Liam turned his head sharply. “Thirteen never…” he began, but Sam was laughing quietly and lifted a hand in a gesture of surrender.

“Peace, children, peace,” he said. “Truth of it is, none of you were even born when all of these birds were flying up here. You might have seen it but you never felt it, not real time. We of the last millennium, we who were young once when the Moon was still made of green cheese, to us, it was the true adventure… to you, it’s a story, a movie, Tom Hanks in space…”

“Did you actually watch it? Live? The first landing?” Liam asked.

“Yes,” Sam said, “and I did not understand what I was seeing, I was only a child. It was amazing, because it was unreal, because — well — in the end I suppose it was a story for all of us. A fairy tale of our time. And no, I can’t believe I’m seeing it either. This just feels — unreal — like someone is about to scream ‘Cut!” and the scenery is all going to come down, and they’ll switch off all the lights that are making this glow in here tonight… and they’ll, I don’t know, take us round the back somewhere into a back lot where they filmed the Moon landing all along, like all the conspiracy buffs say…”

“I liked the mystery of it all,” Libby said, staring at the huge Moon with a sad expression.

“Everyone’s excited,” Liam said to Libby. “You sound… bummed out.”

“I am kind of bummed out,” Libby said, cradling her drink. “I mean, just the other day, I was just sitting there, you know, on a beach, in the moonlight, and it was the most romantic thing, sitting there with a guy in that light, and now… now I’ll look up, and I’ll see this, remember this, and it’s magnificent but the romance is shot. I have half a mind to have a good talk with the androids when they come up — they don’t have a romantic bone in their body…”

“In practical terms, they don’t have any kind of bone in their body,” Marius said awkwardly.

Libby rolled her eyes.

But it was hard to keep one’s attention focused on anything but the thing that filled their sky, and Marius suddenly flung out an arm, pointing to the white orb.

“Tycho!” he yelped. “That’s Tycho Crater!
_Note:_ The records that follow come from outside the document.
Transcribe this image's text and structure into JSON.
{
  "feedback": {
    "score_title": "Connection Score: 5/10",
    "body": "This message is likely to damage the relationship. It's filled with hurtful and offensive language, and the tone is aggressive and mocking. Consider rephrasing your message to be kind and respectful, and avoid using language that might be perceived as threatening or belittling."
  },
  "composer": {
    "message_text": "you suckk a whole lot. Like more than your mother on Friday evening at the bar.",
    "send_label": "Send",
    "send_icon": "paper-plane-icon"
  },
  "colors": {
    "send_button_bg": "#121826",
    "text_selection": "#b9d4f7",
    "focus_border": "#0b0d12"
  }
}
And where’s Clavius?”

“Underneath it,” Xander said, having materialized behind them barely balancing three drinks. Sam relieved him of his own Scotch and of Marius’s glass of wine, passing the latter to its recipient, and then stared at the remaining item in Xander’s hand.

“What,” Sam said, “in the name of everything holy… is that?”

“They’re making up new cocktails on the fly up there and giving them weird — ass names,” Xander said with a grin. “I’m pretty sure they’re all unique creations, no two exactly alike. This one… I didn’t dare ask what went into it, but they tell me its name is ‘Origin of Species: Metallica’ — for obvious reasons. ”

“It looks like liquid mercury,” Sam said. “Are you sure they aren’t trying to kill you?”

“It’s not that bad, actually,” Xander said. “Trust me. You haven’t tried the Romulan ale. This is highly superior.”

Sam’s eyebrow went up. “The Romulan ale?” he queried. “Isn’t that… pure synthahol, as it were? Who’s pocketing the change from this?”

“Oh, the Romulan ale they’re giving out free,” Xander said with a grin. “Not sure that’s such a great idea, but people can’t resist trying it. I don’t think anyone is ever going back for seconds, it’s kind of weird. And that whole thing… was my fault. And the replicator’s. I’m surprised the poor thing didn’t blow a gasket when I asked it for one. But it tried its best, I guess. The cocktail I’m not so sure about, up here, is the other one they were making when they were done with mine — they announced it was called ‘24th Century Moonshine’. And it looked like it would lay out a T.rex without half trying.”